Motivation: A major challenge in interpretation of high throughput genomic data is understanding the functional associations between genes. Previously, several approaches have been described to extract gene relationships from various biological databases by term-matching methods. However, more flexible automated methods are needed to identify functional relationships (both explicit and implicit) between genes from the biomedical literature. In this study, we explored the utility of Latent Semantic Indexing (LSI), a vector space model for information retrieval, to automatically identify conceptual gene relationships from titles and abstracts in MEDLINE citations.

Results: We found that LSI identified gene-to-gene and keyword-to-gene relationships with high average precision. In addition, LSI identified implicit gene relationships based on word usage patterns in the gene abstract documents.
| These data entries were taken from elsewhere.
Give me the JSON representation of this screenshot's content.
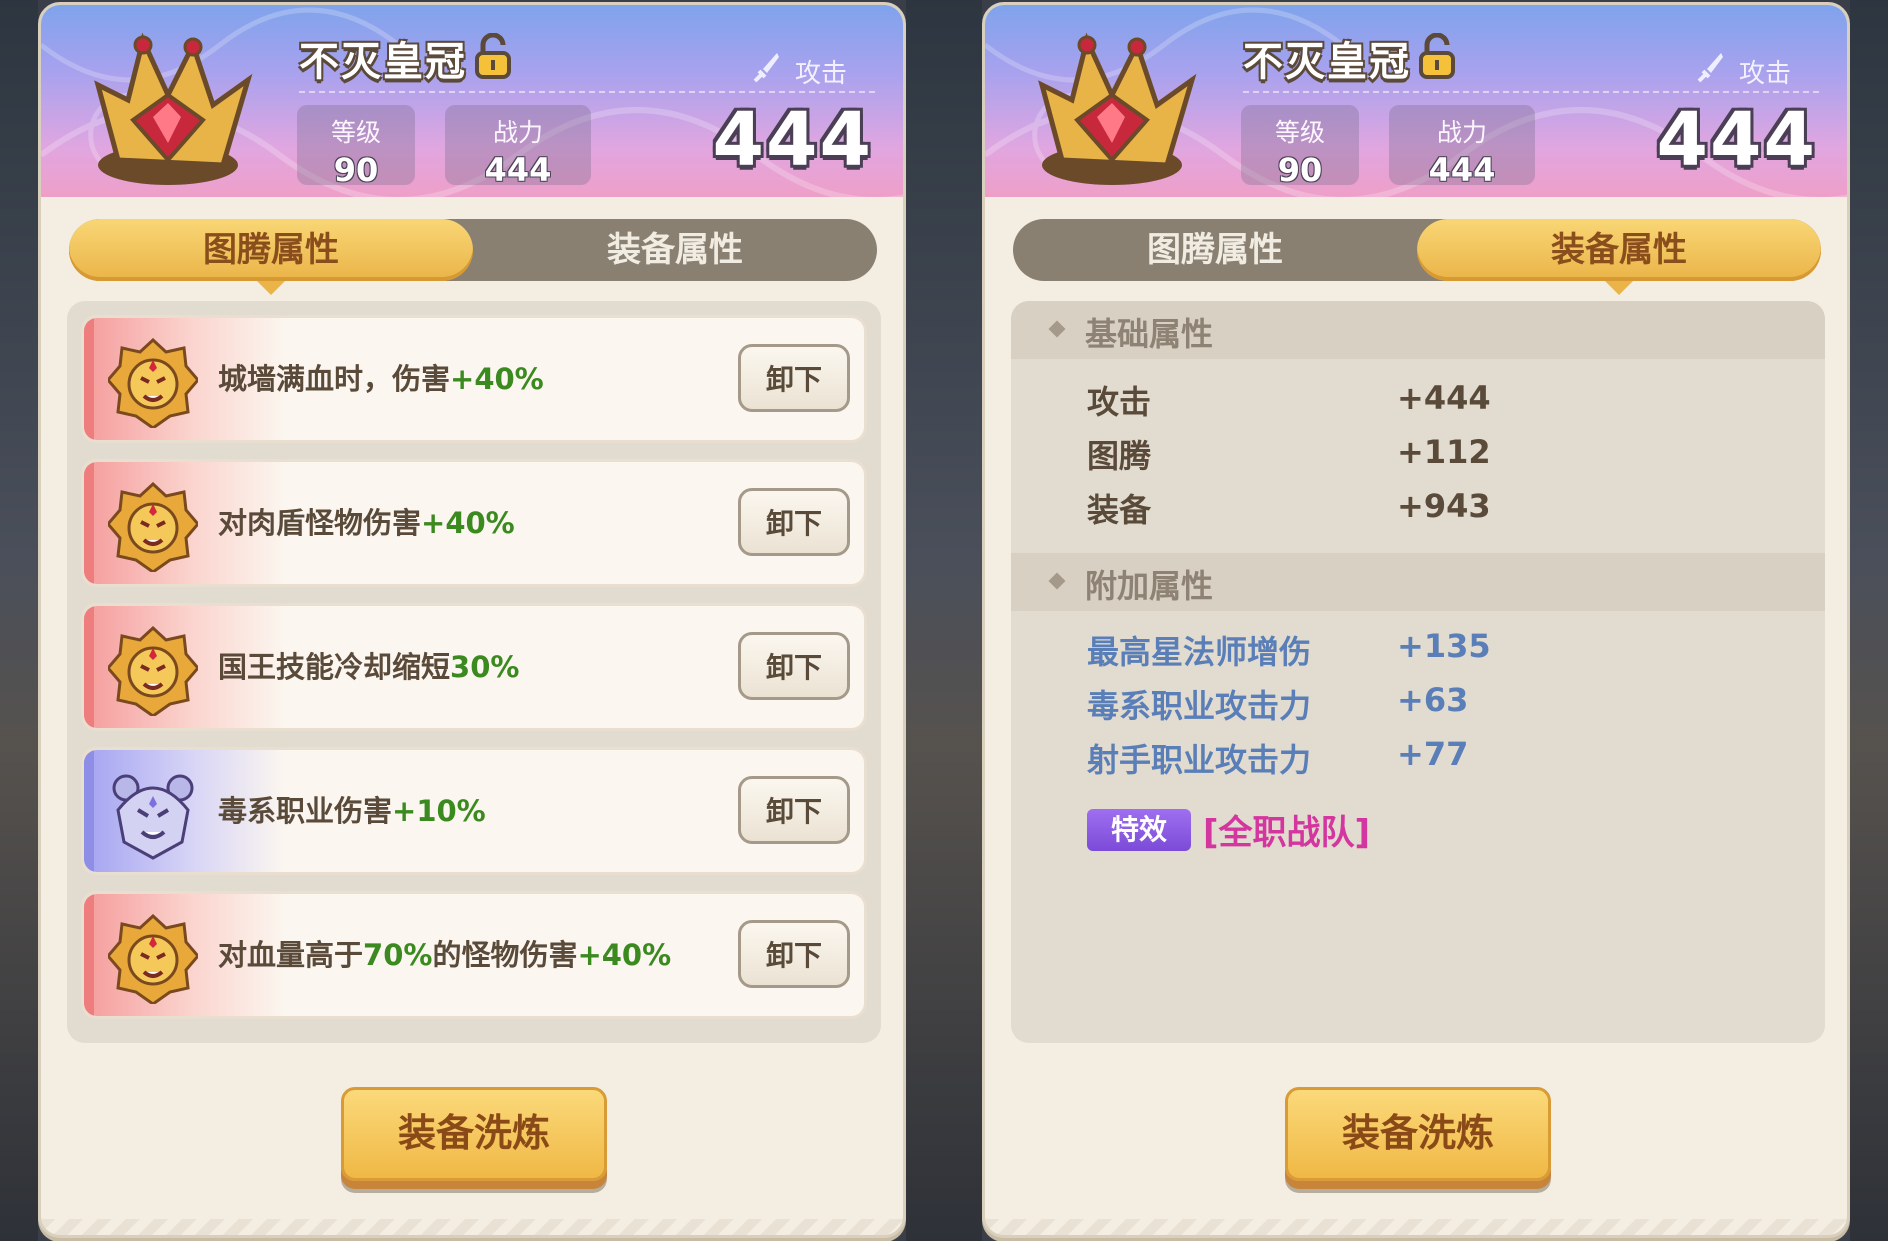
{
  "item": {
    "name": "不灭皇冠",
    "attack_label": "攻击",
    "level_label": "等级",
    "level_value": "90",
    "power_label": "战力",
    "power_value": "444",
    "attack_value": "444"
  },
  "tabs": {
    "totem": "图腾属性",
    "equip": "装备属性"
  },
  "totem_rows": [
    {
      "text": "城墙满血时，伤害",
      "value": "+40%",
      "button": "卸下",
      "tier": "red"
    },
    {
      "text": "对肉盾怪物伤害",
      "value": "+40%",
      "button": "卸下",
      "tier": "red"
    },
    {
      "text": "国王技能冷却缩短",
      "value": "30%",
      "button": "卸下",
      "tier": "red"
    },
    {
      "text": "毒系职业伤害",
      "value": "+10%",
      "button": "卸下",
      "tier": "blue"
    },
    {
      "text_a": "对血量高于",
      "value_mid": "70%",
      "text_b": "的怪物伤害",
      "value": "+40%",
      "button": "卸下",
      "tier": "red"
    }
  ],
  "refine_button": "装备洗炼",
  "equip_attrs": {
    "basic_title": "基础属性",
    "basic": [
      {
        "name": "攻击",
        "value": "+444"
      },
      {
        "name": "图腾",
        "value": "+112"
      },
      {
        "name": "装备",
        "value": "+943"
      }
    ],
    "extra_title": "附加属性",
    "extra": [
      {
        "name": "最高星法师增伤",
        "value": "+135"
      },
      {
        "name": "毒系职业攻击力",
        "value": "+63"
      },
      {
        "name": "射手职业攻击力",
        "value": "+77"
      }
    ],
    "special_badge": "特效",
    "special_effect": "[全职战队]"
  },
  "colors": {
    "gold_tab": "#eab448",
    "green_value": "#3a8a1f",
    "blue_attr": "#5a7fb8",
    "effect_pink": "#d436a0",
    "badge_purple": "#8a5ce4"
  }
}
Lastly, we demonstrate here that pairwise distances derived from the vector angles of gene abstract documents can be effectively used to functionally group genes by hierarchical clustering. Our results provide proof-of-principle that LSI is a robust automated method to elucidate both known (explicit) and unknown (implicit) gene relationships from the biomedical literature. These features make LSI particularly useful for analysis of novel associations discovered in genomic experiments.